Did third-party candidates cost Hillary Clinton the election?

Updated

As the country begins to dissect the implications of Donald Trump's stunning victory in the 2016 election, the impact of third-party candidates is starting to come into focus.

The 2016 election has turned out to be historic in many respects. One way is just how unlikable both the Democratic nominee and the Republican nominee were. Hillary Clinton is viewed more unfavorably (55 percent) than favorably (44 percent), while president-elect Trump has an even larger divide with only 36 percent of voters having a positive opinion of Trump, while 63 percent feel the opposite.

Unlikability numbers like this can certainly increase the role that third-party candidates can play. And it seems it did just that.

Clinton lost some key battleground states like Florida and Pennsylvania by fewer votes than third-party candidates got. In Florida, the former secretary of state lost by just shy of 120,000 votes, handing Trump 29 electoral votes. Libertarian candidate Gary Johnson alone received about 206,000 votes.

Michigan was a similar story. Trump's margin of victory was under 12,000 votes and little-known Darrell Castle, the Constitution Party candidate, got just shy of 17,000 votes in the state. The Libertarian and Green Party candidates got over 223,000 votes.

Stein alone received nearly 31,000 votes in Wisconsin, a state Clinton lost by just over 27,000 votes.

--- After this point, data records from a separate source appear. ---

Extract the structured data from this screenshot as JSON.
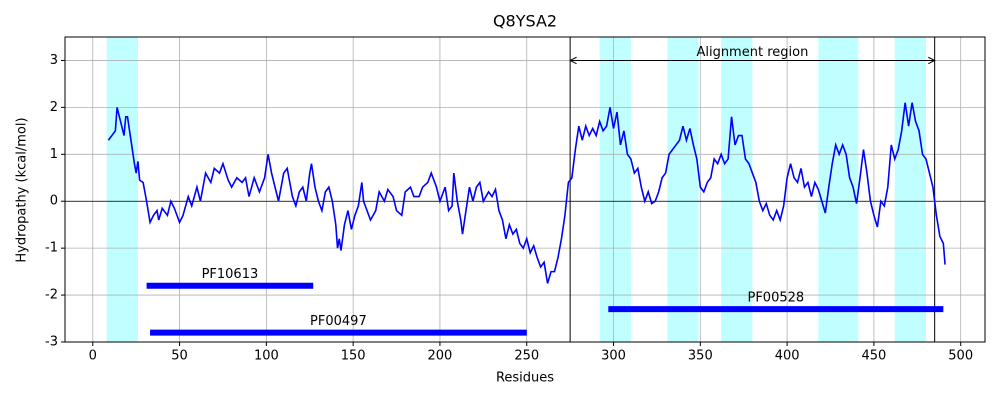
{
  "chart_data": {
    "type": "line",
    "title": "Q8YSA2",
    "x_label": "Residues",
    "y_label": "Hydropathy (kcal/mol)",
    "xlim": [
      -16,
      514
    ],
    "ylim": [
      -3,
      3.5
    ],
    "xticks": [
      0,
      50,
      100,
      150,
      200,
      250,
      300,
      350,
      400,
      450,
      500
    ],
    "yticks": [
      -3,
      -2,
      -1,
      0,
      1,
      2,
      3
    ],
    "grid": true,
    "hline": 0,
    "x": [
      9,
      12,
      13,
      14,
      16,
      18,
      19,
      20,
      22,
      24,
      25,
      26,
      27,
      29,
      31,
      33,
      35,
      37,
      38,
      40,
      43,
      45,
      47,
      50,
      52,
      55,
      57,
      60,
      62,
      65,
      68,
      70,
      73,
      75,
      78,
      80,
      83,
      86,
      88,
      90,
      93,
      96,
      99,
      101,
      103,
      105,
      107,
      110,
      112,
      115,
      117,
      119,
      121,
      123,
      125,
      126,
      128,
      130,
      132,
      134,
      136,
      138,
      140,
      141,
      142,
      143,
      145,
      147,
      149,
      151,
      153,
      155,
      156,
      158,
      160,
      163,
      165,
      168,
      170,
      173,
      175,
      178,
      180,
      183,
      185,
      188,
      190,
      193,
      195,
      198,
      200,
      203,
      205,
      207,
      208,
      210,
      212,
      213,
      215,
      217,
      219,
      221,
      223,
      225,
      228,
      230,
      232,
      234,
      236,
      238,
      240,
      242,
      244,
      246,
      248,
      250,
      252,
      254,
      256,
      258,
      260,
      262,
      264,
      266,
      268,
      270,
      272,
      274,
      276,
      278,
      280,
      282,
      284,
      286,
      288,
      290,
      292,
      294,
      296,
      298,
      300,
      302,
      304,
      306,
      308,
      310,
      312,
      314,
      316,
      318,
      320,
      322,
      324,
      326,
      328,
      330,
      332,
      334,
      336,
      338,
      340,
      342,
      344,
      346,
      348,
      350,
      352,
      354,
      356,
      358,
      360,
      362,
      364,
      366,
      368,
      370,
      372,
      374,
      376,
      378,
      380,
      382,
      384,
      386,
      388,
      390,
      392,
      394,
      396,
      398,
      400,
      402,
      404,
      406,
      408,
      410,
      412,
      414,
      416,
      418,
      420,
      422,
      424,
      426,
      428,
      430,
      432,
      434,
      436,
      438,
      440,
      442,
      444,
      446,
      448,
      450,
      452,
      454,
      456,
      458,
      460,
      462,
      464,
      466,
      468,
      470,
      472,
      474,
      476,
      478,
      480,
      482,
      484,
      486,
      488,
      490,
      491
    ],
    "series": [
      {
        "color": "#0000ff",
        "values": [
          1.3,
          1.45,
          1.5,
          2.0,
          1.7,
          1.4,
          1.8,
          1.8,
          1.3,
          0.8,
          0.6,
          0.85,
          0.45,
          0.4,
          0,
          -0.45,
          -0.3,
          -0.2,
          -0.4,
          -0.15,
          -0.3,
          0,
          -0.15,
          -0.45,
          -0.3,
          0.1,
          -0.1,
          0.3,
          0,
          0.6,
          0.4,
          0.7,
          0.6,
          0.8,
          0.45,
          0.3,
          0.5,
          0.4,
          0.5,
          0.1,
          0.5,
          0.2,
          0.5,
          1.0,
          0.6,
          0.3,
          0,
          0.6,
          0.7,
          0.1,
          -0.1,
          0.2,
          0.3,
          0,
          0.6,
          0.8,
          0.3,
          0,
          -0.2,
          0.2,
          0.3,
          0,
          -0.5,
          -1.0,
          -0.8,
          -1.05,
          -0.5,
          -0.2,
          -0.6,
          -0.3,
          -0.1,
          0.4,
          0,
          -0.2,
          -0.4,
          -0.2,
          0.2,
          0,
          0.25,
          0.1,
          -0.2,
          -0.3,
          0.2,
          0.3,
          0.1,
          0.1,
          0.3,
          0.4,
          0.6,
          0.3,
          0,
          0.3,
          -0.2,
          -0.1,
          0.6,
          0,
          -0.4,
          -0.7,
          -0.2,
          0.3,
          0,
          0.3,
          0.4,
          0,
          0.2,
          0.1,
          0.25,
          -0.2,
          -0.4,
          -0.8,
          -0.5,
          -0.7,
          -0.6,
          -0.9,
          -1.0,
          -0.8,
          -1.1,
          -0.95,
          -1.2,
          -1.4,
          -1.3,
          -1.75,
          -1.5,
          -1.5,
          -1.2,
          -0.8,
          -0.3,
          0.4,
          0.5,
          1.1,
          1.6,
          1.3,
          1.6,
          1.4,
          1.55,
          1.4,
          1.7,
          1.5,
          1.6,
          2.0,
          1.55,
          1.9,
          1.2,
          1.5,
          1.0,
          0.9,
          0.6,
          0.7,
          0.3,
          0,
          0.2,
          -0.05,
          0,
          0.2,
          0.5,
          0.6,
          1.0,
          1.1,
          1.2,
          1.3,
          1.6,
          1.3,
          1.55,
          1.2,
          0.9,
          0.3,
          0.2,
          0.4,
          0.5,
          0.9,
          0.8,
          1.0,
          0.8,
          0.9,
          1.8,
          1.2,
          1.4,
          1.4,
          0.9,
          0.8,
          0.6,
          0.4,
          0,
          -0.2,
          -0.05,
          -0.3,
          -0.4,
          -0.2,
          -0.4,
          -0.1,
          0.5,
          0.8,
          0.5,
          0.4,
          0.7,
          0.3,
          0.4,
          0.1,
          0.4,
          0.25,
          0,
          -0.25,
          0.3,
          0.8,
          1.2,
          1.0,
          1.2,
          1.0,
          0.5,
          0.3,
          -0.05,
          0.5,
          1.1,
          0.6,
          0,
          -0.3,
          -0.55,
          0,
          -0.1,
          0.3,
          1.2,
          0.9,
          1.1,
          1.5,
          2.1,
          1.6,
          2.1,
          1.7,
          1.5,
          1.0,
          0.9,
          0.6,
          0.3,
          -0.3,
          -0.75,
          -0.9,
          -1.35
        ]
      }
    ],
    "regions": [
      [
        8,
        26
      ],
      [
        292,
        310
      ],
      [
        331,
        349
      ],
      [
        362,
        380
      ],
      [
        418,
        441
      ],
      [
        462,
        480
      ]
    ],
    "region_color": "#bfffff",
    "vlines": [
      275,
      485
    ],
    "annotation": {
      "text": "Alignment region",
      "x_start": 275,
      "x_end": 485,
      "y": 3
    },
    "domains": [
      {
        "label": "PF10613",
        "start": 31,
        "end": 127,
        "y": -1.8
      },
      {
        "label": "PF00497",
        "start": 33,
        "end": 250,
        "y": -2.8
      },
      {
        "label": "PF00528",
        "start": 297,
        "end": 490,
        "y": -2.3
      }
    ],
    "domain_color": "#0000ff"
  }
}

Some may be quick to say Johnson and Stein took votes away from either Trump or Clinton, but it's simply too hard to tell whether third-party voters would vote Trump or Clinton if those were the only options -- or if they would have voted at all.

In the battleground states of Ohio and North Carolina, Clinton wouldn't have been able to pull off a victory even if every person who voted for a third-party candidate had cast their vote for her instead.

In Ohio, she would still be over 218,000 votes short. In North Carolina, she'd be down just shy of 50,000 votes.

Both Johnson and Stein received a greater percentage of the popular vote than they did in 2012.